As output we get a list of most frequent words for each topic and Document to topics probabilities for all documents. Based on the top 10 most frequent words in each topic we intuitively decided the topics as follows
- Speech and Audio
- Machine and deep Learning
- Gaming
- Digital and Intelligence
- Network Training
- Building Robots.
Based on the Document to Topic Probability we assign each document to a topic for which the document has the highest probability of belonging to.
We see that Abhi Aryan spoke mostly about the 6th topic i.e., Building Robots with probability of 0.78. Hence each speech can be classified into these 6 topics.
Heat map is a graphical representation of data where the individual values contained in a matrix are represented as colors.

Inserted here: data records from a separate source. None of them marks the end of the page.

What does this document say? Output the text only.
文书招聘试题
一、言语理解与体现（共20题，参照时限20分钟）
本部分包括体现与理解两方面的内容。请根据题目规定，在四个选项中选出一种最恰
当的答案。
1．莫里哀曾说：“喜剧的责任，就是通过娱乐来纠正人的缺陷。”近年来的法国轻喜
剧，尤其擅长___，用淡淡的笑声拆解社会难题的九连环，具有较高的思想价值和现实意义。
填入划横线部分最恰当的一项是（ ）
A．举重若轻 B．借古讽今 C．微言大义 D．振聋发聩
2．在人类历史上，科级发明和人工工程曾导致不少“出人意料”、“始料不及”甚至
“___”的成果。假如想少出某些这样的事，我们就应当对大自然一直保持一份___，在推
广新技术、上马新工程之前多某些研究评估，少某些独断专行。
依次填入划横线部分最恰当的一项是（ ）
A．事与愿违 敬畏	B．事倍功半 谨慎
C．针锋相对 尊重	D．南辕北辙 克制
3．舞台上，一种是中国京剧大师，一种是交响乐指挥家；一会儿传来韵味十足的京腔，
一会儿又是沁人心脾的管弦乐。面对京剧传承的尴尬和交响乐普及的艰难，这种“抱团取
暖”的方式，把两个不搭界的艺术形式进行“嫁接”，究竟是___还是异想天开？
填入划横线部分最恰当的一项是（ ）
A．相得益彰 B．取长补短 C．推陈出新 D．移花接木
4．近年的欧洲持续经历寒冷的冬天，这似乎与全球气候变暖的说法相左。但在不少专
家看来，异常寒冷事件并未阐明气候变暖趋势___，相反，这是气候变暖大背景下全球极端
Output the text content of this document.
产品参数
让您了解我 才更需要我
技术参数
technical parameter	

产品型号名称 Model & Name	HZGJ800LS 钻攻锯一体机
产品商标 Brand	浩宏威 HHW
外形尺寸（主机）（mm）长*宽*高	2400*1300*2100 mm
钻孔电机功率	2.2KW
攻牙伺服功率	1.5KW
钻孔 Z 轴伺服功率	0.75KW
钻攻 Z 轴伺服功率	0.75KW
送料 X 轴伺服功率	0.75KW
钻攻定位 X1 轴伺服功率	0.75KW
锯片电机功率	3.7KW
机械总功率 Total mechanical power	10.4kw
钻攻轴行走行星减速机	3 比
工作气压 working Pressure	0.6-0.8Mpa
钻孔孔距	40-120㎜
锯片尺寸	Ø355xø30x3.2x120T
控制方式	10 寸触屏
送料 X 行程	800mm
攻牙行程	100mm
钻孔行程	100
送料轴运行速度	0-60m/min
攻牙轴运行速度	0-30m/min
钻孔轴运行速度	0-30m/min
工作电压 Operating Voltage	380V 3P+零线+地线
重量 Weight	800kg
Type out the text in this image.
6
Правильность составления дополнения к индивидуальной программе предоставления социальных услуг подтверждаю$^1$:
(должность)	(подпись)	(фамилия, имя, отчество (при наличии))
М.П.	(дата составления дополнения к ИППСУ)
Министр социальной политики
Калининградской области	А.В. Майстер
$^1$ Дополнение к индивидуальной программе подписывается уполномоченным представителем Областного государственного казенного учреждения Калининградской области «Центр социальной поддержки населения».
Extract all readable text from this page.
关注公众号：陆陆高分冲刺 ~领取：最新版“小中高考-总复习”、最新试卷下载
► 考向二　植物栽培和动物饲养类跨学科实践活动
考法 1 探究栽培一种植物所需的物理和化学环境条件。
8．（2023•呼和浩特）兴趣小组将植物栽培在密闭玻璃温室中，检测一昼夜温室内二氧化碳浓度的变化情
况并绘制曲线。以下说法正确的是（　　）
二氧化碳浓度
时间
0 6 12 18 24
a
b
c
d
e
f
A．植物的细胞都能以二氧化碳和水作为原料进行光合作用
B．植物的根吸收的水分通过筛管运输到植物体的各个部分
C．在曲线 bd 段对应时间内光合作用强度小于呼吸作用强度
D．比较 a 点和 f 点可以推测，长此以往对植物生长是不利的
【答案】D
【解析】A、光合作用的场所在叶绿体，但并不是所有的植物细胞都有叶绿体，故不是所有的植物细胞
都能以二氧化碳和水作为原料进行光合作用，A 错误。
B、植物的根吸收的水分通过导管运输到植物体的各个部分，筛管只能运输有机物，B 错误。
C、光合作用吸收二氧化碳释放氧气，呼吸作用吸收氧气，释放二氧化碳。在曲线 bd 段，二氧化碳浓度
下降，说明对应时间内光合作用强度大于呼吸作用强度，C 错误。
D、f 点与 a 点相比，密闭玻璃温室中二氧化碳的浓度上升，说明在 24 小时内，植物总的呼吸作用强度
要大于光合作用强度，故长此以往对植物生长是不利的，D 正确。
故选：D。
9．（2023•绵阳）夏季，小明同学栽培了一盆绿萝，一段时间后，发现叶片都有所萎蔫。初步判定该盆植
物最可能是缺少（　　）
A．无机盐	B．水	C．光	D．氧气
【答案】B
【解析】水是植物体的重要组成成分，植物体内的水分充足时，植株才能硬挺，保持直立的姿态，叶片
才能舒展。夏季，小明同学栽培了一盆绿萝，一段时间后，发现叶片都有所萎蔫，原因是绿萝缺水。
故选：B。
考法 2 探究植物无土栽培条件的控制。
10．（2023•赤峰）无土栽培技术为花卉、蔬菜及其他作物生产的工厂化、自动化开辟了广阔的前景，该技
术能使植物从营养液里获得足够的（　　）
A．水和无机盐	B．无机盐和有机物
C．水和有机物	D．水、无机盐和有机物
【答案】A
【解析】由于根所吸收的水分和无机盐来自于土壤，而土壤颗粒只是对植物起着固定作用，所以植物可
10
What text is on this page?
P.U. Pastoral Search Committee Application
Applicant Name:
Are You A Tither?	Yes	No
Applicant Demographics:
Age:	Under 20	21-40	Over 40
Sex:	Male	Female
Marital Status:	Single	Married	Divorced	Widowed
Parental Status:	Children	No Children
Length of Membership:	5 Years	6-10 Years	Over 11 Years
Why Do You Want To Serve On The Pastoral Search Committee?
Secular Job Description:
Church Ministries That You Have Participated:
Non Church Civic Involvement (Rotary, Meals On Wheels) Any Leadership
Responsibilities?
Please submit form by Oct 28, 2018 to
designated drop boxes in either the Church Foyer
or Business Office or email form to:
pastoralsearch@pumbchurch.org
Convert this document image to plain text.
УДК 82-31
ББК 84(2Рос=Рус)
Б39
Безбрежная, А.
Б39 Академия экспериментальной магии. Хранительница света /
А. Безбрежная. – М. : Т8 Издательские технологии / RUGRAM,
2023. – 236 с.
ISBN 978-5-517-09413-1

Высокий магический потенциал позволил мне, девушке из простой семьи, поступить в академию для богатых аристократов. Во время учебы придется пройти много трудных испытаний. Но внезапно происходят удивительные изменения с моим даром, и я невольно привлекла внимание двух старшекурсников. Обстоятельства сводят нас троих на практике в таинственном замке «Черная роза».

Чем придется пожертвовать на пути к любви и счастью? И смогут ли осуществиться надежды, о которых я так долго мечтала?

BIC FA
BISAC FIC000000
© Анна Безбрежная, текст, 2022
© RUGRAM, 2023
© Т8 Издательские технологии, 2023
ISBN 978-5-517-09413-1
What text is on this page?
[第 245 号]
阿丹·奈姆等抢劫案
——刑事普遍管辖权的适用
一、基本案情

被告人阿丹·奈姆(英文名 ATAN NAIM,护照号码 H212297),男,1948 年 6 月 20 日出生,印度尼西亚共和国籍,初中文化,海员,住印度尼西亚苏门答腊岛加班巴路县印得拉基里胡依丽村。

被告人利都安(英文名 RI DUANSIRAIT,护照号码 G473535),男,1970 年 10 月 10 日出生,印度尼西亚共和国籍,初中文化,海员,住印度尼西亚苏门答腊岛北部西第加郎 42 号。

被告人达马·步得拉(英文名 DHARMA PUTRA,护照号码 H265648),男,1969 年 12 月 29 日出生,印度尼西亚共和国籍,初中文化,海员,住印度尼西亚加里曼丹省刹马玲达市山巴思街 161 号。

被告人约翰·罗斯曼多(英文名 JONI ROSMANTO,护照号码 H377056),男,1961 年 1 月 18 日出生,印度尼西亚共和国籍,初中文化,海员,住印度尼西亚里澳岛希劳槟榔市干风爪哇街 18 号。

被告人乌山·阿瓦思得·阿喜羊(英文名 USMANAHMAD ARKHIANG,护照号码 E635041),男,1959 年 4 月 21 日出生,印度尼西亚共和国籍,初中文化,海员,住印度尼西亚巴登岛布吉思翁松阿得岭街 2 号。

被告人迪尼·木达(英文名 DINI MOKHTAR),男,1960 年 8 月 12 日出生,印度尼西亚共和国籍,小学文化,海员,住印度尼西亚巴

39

The darkest color represents the highest probability of that particular document belonging to this topic.
we can see that the speeches of jeff, andrew1, sundar deep ,yosua are speaking mostly about the topic machine and deep learning. We can also see that the speeches of yosua and deeptedx are very similar as distance between them is minute as shown by the dendogram on the left side of the Heat map.
OUTCOME
Using the above analysis we have understood most speeches on AI and deep learning are based on these six topics. Further a classification model, with these topics as different classes of the dependent variable, can be used to predict which one of the topics any new speech is focused on. If a person is interested in speeches in one of the six topics mentioned above then we can recommend a speech which is focused on that topic.